たとえば「工程管理」では、工事が工期までに終えるようにスケジュール管理をおこないます。具体的には、現場で働く職人の人材確保、資材の発注、重機の手配などです。
他にも、工事中は大なり小なりトラブルが発生するので、その解決方法を考えたり、スケジュールの調整をするのも工程管理の仕事になります。
工程管理以外にも、現場で工事の進捗をチェックしたり、関連会社との打ち合わせをしたりするので、業務量は基本的に膨大な仕事です。
そのような状況を放置している会社では、仕事が辛くて辞める人が今後増えていき、将来的に経営が傾く可能性があるでしょう。
孫請け会社である
「建築業界は需要が高いから、今後も仕事がなくなる心配はない」という声もあります。
確かにマンションの建設やビルの建設、インフラの整備など、工事そのものがなくなるとことはないでしょう。
しかし、一方で建設業界には資材や燃料、人件費の高騰という切迫した問題があります。出ていくお金が増えるので、利益率が下がる会社が増える可能性が高いでしょう。
特に注意したいのが孫請け会社のように、元々利益率が高くない会社です。
転職先を探す際は、その会社がどこから仕事を受注しているのか、孫請け会社かどうかをしっかり確認することをオススメします。
施工管理の将来性に関連してよくある質問
ここでは施工監理の将来性に関連してよくある質問に回答します。
施工管理の離職率は?
建設業界全体では、特に施工管理職に特化した離職率に関する統計データは存在しません。ただ、一般的には1級施工管理技士の年間離職率は約5%、2級施工管理技士では約10%程度とされています。

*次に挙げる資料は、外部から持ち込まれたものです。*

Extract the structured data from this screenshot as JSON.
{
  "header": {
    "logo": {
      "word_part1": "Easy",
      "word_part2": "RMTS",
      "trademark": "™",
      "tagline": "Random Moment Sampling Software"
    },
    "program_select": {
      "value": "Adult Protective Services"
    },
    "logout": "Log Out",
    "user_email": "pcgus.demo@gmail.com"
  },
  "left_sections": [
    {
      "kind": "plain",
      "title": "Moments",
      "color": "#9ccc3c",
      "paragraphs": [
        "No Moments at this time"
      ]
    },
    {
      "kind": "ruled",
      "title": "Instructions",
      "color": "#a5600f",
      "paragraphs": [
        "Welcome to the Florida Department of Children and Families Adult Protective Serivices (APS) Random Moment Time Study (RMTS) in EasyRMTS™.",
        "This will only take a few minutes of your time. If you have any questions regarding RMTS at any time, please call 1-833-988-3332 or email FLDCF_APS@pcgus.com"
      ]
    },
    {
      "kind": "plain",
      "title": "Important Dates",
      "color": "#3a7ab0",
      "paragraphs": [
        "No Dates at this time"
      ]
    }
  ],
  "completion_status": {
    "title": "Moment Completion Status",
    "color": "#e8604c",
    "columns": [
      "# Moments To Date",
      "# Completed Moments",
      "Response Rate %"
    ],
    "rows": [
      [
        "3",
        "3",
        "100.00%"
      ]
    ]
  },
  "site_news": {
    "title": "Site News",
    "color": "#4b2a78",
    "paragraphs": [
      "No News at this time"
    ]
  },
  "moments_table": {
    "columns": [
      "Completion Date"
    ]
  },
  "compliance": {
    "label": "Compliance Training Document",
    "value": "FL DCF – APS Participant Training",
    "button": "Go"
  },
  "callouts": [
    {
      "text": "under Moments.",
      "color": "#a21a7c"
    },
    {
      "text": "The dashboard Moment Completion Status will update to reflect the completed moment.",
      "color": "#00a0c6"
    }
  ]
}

他の建設業の職種と比較すると、施工管理の離職率は比較的低いと言えるでしょう。
「施工管理の仕事はなくなる?」についてのまとめ
建設業界にAIが導入されたとしても、施工管理の仕事そのものがなくなることはまずありません。むしろ、業務によっては大幅に負担が軽減される可能性が高いです。
一方で、AIを導入する以上、監理監督を求められる施工管理は、現場で誰よりも使い方やメリットを理解しておく必要があります。
仕事をAIに奪われるのではなく、AIと共に仕事ができる施工管理が、今後はますます必要とされていくでしょう。